The biggest shining jewel in the company’s adventure crown in the Elephant Safari Park at Taro near Ubud.  The 3.5 hectares of botanical gardens, 30 elephants and world standard facilities is constantly being proclaimed by media, international television programs, wildlife expert and international celebrities as the best park of its type in the world.

The Elephants Safari Park boasts a luxury residential lodge, an international standard restaurant, bars, a museum, an elephant information centre, a boutique gift shop, a souvenir photo shop, a wedding pavilion, a wellness spa, a fitness center, elephant bathing lakes, an Amazon fish pond, a helipad and scores of support facilities including a research laboratory, engineering and gardening workshop, a hotel laundry, three public car parks and a staff parking lot, a manure recycling area, generating and electrical plant and buildings, a kitchen and bakery complex and elephant relaxing areas and feeding pads.

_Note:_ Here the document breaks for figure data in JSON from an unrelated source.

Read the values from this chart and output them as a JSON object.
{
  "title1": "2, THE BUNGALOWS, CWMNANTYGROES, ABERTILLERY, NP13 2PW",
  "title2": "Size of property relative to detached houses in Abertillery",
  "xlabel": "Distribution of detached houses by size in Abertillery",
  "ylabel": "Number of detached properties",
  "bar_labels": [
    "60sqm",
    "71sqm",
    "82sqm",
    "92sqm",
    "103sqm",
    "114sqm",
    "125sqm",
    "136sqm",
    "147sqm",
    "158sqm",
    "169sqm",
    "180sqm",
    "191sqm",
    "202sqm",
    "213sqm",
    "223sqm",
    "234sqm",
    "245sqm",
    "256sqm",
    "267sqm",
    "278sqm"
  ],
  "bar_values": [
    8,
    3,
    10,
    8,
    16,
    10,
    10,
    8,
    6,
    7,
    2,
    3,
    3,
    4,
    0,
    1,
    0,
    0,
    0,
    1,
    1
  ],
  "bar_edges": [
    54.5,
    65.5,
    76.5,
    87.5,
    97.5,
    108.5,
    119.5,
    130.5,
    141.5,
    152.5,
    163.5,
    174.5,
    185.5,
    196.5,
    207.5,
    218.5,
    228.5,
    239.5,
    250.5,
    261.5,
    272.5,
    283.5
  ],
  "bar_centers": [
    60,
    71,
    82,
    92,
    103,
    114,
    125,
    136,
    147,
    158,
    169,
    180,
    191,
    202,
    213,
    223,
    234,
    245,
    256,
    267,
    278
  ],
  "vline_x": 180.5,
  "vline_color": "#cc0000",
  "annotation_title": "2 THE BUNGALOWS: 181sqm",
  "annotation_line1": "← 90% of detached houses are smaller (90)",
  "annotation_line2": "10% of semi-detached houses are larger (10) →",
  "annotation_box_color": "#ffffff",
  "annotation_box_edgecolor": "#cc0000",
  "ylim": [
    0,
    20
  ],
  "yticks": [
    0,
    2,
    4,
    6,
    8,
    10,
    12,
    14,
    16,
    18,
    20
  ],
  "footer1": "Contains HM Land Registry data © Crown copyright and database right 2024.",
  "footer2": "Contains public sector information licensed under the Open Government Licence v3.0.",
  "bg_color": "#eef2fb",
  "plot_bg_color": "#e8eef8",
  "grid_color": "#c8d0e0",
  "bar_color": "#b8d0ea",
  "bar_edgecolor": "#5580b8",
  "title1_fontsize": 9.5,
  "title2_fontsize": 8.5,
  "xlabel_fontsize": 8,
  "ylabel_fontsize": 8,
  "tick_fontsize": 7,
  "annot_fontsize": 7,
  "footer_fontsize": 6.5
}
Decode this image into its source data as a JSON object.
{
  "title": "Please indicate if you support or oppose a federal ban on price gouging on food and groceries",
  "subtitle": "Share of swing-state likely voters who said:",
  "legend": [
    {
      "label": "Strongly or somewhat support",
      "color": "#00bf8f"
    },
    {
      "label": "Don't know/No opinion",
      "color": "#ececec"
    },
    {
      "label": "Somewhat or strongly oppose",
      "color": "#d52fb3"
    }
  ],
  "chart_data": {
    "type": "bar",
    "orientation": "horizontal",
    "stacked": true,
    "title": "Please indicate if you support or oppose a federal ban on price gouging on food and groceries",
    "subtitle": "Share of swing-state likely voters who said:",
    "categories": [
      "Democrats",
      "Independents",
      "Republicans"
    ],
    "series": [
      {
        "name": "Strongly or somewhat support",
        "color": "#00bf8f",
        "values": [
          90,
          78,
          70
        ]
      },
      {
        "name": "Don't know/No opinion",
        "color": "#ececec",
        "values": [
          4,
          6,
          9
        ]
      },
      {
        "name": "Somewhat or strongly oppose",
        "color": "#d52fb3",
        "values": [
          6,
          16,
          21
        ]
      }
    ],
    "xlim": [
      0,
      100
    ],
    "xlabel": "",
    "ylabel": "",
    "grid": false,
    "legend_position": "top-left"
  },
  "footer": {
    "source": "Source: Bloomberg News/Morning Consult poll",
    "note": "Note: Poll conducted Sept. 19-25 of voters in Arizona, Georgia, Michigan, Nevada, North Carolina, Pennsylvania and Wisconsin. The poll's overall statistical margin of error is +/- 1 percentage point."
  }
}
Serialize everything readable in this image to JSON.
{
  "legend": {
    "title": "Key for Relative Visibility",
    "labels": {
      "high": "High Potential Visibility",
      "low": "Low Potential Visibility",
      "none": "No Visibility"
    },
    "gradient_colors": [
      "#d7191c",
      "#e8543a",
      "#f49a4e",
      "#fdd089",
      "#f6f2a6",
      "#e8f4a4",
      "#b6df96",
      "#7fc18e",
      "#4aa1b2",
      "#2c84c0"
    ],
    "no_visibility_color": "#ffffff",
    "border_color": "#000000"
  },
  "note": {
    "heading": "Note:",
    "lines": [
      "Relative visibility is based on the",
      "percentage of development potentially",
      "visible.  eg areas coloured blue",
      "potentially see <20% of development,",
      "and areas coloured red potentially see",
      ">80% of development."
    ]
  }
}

The couple have spent $1,5 million on the development of gardens at the park.  Their expertise and drive is also evident at the Bali Bird Park where for a period of time the Masons were the majority share holders.  Their energy and enthusiasm saw the complete revamp of the gardens at the park and also the greatly expanded visitor numbers though the gate.

When they discovered staff were stealing $12,000 per month, they took action to remedy the situation and were confronted by unions, disgruntled staff and a host of other problems so Nigel and Yani sold their interest and concentrated efforts on the Elephants Safari Park and have never looked back.

Along the way they developed a doll factory in Bali which is now in its twenty second year of operation.

The company produced an internationally acclaimed elephant documentary entitled ‘Operation Jumbo’ which traced the 3000 kilometre journey of endangered elephants from Sumatra to Bali and has now been viewed by millions of people around the world.

Nigel has also written a best selling children’s book – The Tale of the first white elephant in Bali.

The former Australian record and electronics company executive came to Bali because he was ‘burnt out’ and suffering from a failed marriage.

Nigel Mason is one of the ‘old school’ expatiates who came to Bali not to make money, but to enjoy the relaxed lifestyle and in doing so has played a significant role in improving the lifestyle, pride and future of every Balinese on the Island.